We have entered the days of bragging rights.
Minnesotans love to boast about how they can withstand subzero temperatures just to get that look of disbelief out of anyone not from this state. But, to attain that badge of honor, the right to brag, we must suffer through several days of frigid weather. I'm not even sure if there's a word to describe how cold it is right now. So, we have entered the days of bragging rights. The time of year when every Minnesotan silently curses the fact that they live in this state. It would be below us to say it out loud. But we are proud that we can survive in these temperatures and we are proud to tell others that we live in a state where it gets too cold to snow.

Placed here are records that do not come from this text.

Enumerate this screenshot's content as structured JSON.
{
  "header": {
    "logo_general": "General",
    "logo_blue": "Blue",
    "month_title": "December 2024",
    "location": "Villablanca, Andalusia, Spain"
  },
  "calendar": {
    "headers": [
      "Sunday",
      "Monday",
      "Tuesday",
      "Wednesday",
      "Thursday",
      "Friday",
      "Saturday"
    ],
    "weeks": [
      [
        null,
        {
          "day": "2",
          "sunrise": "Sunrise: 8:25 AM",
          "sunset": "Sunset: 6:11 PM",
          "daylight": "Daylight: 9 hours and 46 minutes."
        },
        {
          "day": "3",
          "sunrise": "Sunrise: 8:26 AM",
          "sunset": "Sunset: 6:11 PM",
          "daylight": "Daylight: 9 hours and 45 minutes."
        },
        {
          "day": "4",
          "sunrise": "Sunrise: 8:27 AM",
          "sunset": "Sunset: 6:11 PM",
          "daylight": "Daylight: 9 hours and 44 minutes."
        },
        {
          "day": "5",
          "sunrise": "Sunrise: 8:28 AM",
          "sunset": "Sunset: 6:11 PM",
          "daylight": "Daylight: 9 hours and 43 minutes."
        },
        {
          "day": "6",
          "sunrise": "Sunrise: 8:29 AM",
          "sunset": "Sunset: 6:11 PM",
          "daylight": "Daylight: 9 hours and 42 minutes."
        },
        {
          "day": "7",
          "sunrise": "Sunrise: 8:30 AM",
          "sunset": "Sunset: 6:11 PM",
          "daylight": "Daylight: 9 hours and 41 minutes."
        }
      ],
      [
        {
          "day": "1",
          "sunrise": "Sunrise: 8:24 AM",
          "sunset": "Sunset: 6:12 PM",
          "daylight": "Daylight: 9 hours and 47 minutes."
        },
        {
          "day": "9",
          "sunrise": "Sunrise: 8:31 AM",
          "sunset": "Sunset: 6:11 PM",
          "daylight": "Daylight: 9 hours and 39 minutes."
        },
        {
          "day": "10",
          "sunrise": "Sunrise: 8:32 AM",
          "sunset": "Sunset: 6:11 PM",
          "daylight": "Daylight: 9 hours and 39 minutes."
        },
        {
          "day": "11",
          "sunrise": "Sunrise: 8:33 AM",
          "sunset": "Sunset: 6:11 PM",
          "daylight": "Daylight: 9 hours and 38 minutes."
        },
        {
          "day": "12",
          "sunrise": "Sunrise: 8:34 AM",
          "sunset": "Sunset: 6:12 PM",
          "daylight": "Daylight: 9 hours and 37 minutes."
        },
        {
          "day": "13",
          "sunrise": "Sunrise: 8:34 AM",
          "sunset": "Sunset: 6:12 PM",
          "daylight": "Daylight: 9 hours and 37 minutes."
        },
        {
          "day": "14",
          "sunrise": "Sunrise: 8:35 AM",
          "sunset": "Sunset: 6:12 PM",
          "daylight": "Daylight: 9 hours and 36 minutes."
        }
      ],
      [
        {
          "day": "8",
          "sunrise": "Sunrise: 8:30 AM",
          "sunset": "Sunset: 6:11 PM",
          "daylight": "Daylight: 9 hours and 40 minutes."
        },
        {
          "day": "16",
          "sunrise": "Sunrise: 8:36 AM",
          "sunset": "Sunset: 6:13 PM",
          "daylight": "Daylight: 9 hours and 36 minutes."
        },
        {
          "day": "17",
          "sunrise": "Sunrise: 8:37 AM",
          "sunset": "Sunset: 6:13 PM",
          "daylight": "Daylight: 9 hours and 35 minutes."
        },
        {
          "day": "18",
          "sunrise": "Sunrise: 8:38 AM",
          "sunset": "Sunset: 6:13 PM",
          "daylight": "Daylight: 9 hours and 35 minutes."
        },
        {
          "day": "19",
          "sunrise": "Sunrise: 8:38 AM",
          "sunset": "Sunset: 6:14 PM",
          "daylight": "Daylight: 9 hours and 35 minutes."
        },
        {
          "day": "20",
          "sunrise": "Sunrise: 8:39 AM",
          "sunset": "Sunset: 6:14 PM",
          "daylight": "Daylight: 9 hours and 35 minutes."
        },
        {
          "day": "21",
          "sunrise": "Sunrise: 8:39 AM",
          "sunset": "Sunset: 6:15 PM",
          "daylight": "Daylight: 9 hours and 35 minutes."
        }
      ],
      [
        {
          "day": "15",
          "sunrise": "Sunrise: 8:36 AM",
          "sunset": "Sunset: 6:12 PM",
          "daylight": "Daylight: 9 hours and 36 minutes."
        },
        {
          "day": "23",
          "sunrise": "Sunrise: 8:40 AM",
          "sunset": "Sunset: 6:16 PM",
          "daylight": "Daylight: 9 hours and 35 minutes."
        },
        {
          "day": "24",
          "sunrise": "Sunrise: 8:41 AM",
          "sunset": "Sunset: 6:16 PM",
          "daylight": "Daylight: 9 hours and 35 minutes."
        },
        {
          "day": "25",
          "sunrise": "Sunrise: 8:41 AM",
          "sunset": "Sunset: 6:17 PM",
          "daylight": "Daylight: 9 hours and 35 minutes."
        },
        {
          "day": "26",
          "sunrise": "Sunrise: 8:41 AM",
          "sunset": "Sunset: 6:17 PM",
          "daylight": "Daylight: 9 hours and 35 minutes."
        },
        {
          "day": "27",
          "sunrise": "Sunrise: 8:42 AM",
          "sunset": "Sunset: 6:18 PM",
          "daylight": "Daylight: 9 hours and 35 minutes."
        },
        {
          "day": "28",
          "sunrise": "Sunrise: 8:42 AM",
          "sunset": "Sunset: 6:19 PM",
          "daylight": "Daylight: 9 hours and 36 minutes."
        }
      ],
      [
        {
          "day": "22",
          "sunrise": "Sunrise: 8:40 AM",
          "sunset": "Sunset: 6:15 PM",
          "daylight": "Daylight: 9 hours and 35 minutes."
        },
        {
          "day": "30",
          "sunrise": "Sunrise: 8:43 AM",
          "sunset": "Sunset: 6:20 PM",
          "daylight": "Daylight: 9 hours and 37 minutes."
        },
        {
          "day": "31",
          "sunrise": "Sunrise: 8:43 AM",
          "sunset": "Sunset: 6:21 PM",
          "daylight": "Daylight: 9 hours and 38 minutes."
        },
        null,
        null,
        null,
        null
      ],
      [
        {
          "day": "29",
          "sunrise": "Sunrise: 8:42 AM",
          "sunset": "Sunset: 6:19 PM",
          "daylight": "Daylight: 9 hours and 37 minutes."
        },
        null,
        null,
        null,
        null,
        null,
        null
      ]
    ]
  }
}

However, I am a true Minnesotan and I have the ability to brag about the Winter of 1996 when the Governor shut the state down because it was too cold. He told all Minnesotans to stay indoors because it was unsafe to be outside for a prolonged period of time. I distinctly remember that day. I was shopping at the Mall of America, in true Minnesota fashion.
In actuality, you can't tell the difference between -4 and -35. It feels the same. Really cold. But, just like animals, we adapt to our environment. We know that we should wear a hat, gloves, a scarf and a heavy coat. And, we can make a fashion statement while doing it. And we know, without ever watching "A Christmas Story" that you should never stick your tongue on metal in this weather, much less touch it without a gloved hand. We are the state of electric car starters and electric blankets.
However, every year, there are those who, unfortunately lose their lives to the cold in the same way that heat waves cause death in other states. And it's always the same story. An intoxicated person tries to walk home from the bar and becomes disoriented and passes out in a ditch. Because, as we all know, alcohol makes you immune to the cold. And there is an odd combination created of alcohol, cold, and its effect on everyone who chooses to drink it. I remember in college, not only would I get intoxicated, but I would choose to walk home, many times alone. I also used to be baffled by the girls who would wear tiny tank tops under their North Face jackets to parties. I really can't tell you which act is more stupid. There was a saying at my college that a student wouldn't get up with an inch of snow on the ground to make it to class, but that they'd walk a mile in a foot of it for a beer. And this was pretty much true. Thankfully, we didn't lose anyone to this phenomenon while I was in college, but it happens every year, without fail.
I always attribute these days as the reason that Minnesotans take full advantage of the summertime. I think that, because we endure this cold for so long, we appreciate the summer all the more when it actually comes. We try and soak up as much warmth and sun as we can before we all return to hibernation, hoping it lasts us through April. The sunshine cures our Seasonal Affective Disorder, the official name for "Cabin Fever," which by this time of year, every Minnesotan has suffered at least one bout.
In any case, it becomes a game of how long you can stay inside. And, with no end in sight to our cold, we come to rely on the creature comforts, such as a heated garage, a furnace and a gas fireplace.